The Nurans were there because they want to observe me being a touchstone, but it was an awkward audience for me while all keyed up and emotional about the possibility of seeing my family.  I'd had a lot of trouble sleeping, too, and been fretting all morning while Kaoren was off on another Cruzatch-hunt with Fourth and combined First-Second.  I'd nominated a particular time for the session, to coincide with 7.00 pm Sydney time (hoping I was right about it not currently being daylight savings time) because at 7.00 Mum usually kicks Jules off the X-Box and watches the news.

Even though Earth is the furthest I've attempted to look, it was one of the easiest visualisations I've ever done.  What could be easier than my own living room?  Mum's not exactly into redecorating, either, so the most it changes is more books, different games, and whether she has the ironing board out.  She was exactly where I was expecting her, barefoot and dressed in her usual semi-casual work clothes.  Jules was a bit of a shock – he's jumped at least three inches in height and gone all gangly.  Thirteen's obviously his year for Dad's stork genes to activate.

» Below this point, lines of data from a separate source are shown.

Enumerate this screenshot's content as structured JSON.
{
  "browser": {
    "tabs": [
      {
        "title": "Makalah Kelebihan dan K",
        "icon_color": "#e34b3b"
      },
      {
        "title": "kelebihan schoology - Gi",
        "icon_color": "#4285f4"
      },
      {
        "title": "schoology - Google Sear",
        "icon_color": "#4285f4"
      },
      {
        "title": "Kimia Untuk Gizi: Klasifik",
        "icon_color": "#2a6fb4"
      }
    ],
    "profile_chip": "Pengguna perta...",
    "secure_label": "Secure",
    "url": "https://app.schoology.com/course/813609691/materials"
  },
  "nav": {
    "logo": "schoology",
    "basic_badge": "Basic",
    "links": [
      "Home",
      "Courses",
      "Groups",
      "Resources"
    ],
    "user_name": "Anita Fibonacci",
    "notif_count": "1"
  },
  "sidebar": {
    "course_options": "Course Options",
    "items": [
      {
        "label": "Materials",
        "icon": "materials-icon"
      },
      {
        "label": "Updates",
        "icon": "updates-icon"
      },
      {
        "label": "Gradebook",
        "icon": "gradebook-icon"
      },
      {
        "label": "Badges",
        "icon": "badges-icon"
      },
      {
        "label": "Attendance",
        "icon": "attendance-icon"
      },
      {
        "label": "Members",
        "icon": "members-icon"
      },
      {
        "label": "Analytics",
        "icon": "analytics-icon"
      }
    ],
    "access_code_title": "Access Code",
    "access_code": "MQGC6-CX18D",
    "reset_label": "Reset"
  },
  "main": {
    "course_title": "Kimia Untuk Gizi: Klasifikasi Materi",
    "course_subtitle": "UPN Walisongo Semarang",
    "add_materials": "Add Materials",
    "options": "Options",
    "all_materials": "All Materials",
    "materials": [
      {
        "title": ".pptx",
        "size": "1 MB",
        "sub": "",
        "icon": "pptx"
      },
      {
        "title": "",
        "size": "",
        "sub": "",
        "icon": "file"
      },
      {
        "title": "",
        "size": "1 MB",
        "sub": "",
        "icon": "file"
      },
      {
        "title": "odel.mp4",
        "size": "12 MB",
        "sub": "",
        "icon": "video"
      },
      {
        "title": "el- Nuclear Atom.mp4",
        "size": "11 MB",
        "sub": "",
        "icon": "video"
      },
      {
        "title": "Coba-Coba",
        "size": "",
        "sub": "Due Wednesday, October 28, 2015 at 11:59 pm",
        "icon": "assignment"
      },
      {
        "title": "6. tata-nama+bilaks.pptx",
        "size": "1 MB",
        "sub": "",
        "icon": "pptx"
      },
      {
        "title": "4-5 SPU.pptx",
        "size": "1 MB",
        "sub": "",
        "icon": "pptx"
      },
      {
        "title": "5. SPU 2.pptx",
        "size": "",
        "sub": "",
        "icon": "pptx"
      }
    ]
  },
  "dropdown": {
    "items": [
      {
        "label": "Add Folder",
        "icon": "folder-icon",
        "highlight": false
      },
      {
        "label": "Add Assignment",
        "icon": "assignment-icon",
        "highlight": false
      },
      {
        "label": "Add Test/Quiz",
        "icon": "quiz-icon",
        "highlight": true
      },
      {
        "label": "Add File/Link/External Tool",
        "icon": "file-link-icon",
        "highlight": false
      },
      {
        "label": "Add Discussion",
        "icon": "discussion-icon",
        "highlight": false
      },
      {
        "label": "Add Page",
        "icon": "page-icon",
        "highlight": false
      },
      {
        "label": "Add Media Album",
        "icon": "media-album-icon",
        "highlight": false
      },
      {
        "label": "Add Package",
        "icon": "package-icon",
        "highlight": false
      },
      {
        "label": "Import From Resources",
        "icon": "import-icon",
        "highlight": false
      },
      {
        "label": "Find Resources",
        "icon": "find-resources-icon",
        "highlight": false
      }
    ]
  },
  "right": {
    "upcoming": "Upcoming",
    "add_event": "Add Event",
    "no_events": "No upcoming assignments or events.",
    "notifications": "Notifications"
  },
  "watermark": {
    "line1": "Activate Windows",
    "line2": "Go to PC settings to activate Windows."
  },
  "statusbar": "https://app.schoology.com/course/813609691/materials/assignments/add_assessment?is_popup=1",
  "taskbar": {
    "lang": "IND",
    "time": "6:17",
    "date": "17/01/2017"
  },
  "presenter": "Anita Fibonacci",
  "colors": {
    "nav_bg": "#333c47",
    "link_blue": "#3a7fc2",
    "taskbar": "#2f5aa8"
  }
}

It took a moment after me opening my eyes for them to react, to notice that more than half a dozen people had appeared in the living room (or, in a couple of cases, in the kitchen – where most of the 'audience' partially retreated).  Mum seemed to see only me at first, and then was off the couch and squeezing me to death.  I started crying, of course, even though I knew it wasn't really Mum, but a projection of Mum, and when she said: "You're home, you're home" over and over I had to try and explain what was really going on.  It's pretty hard to tell something that looks just like your Mum that she's really just a psychic version of a holodeck projection of your Mum.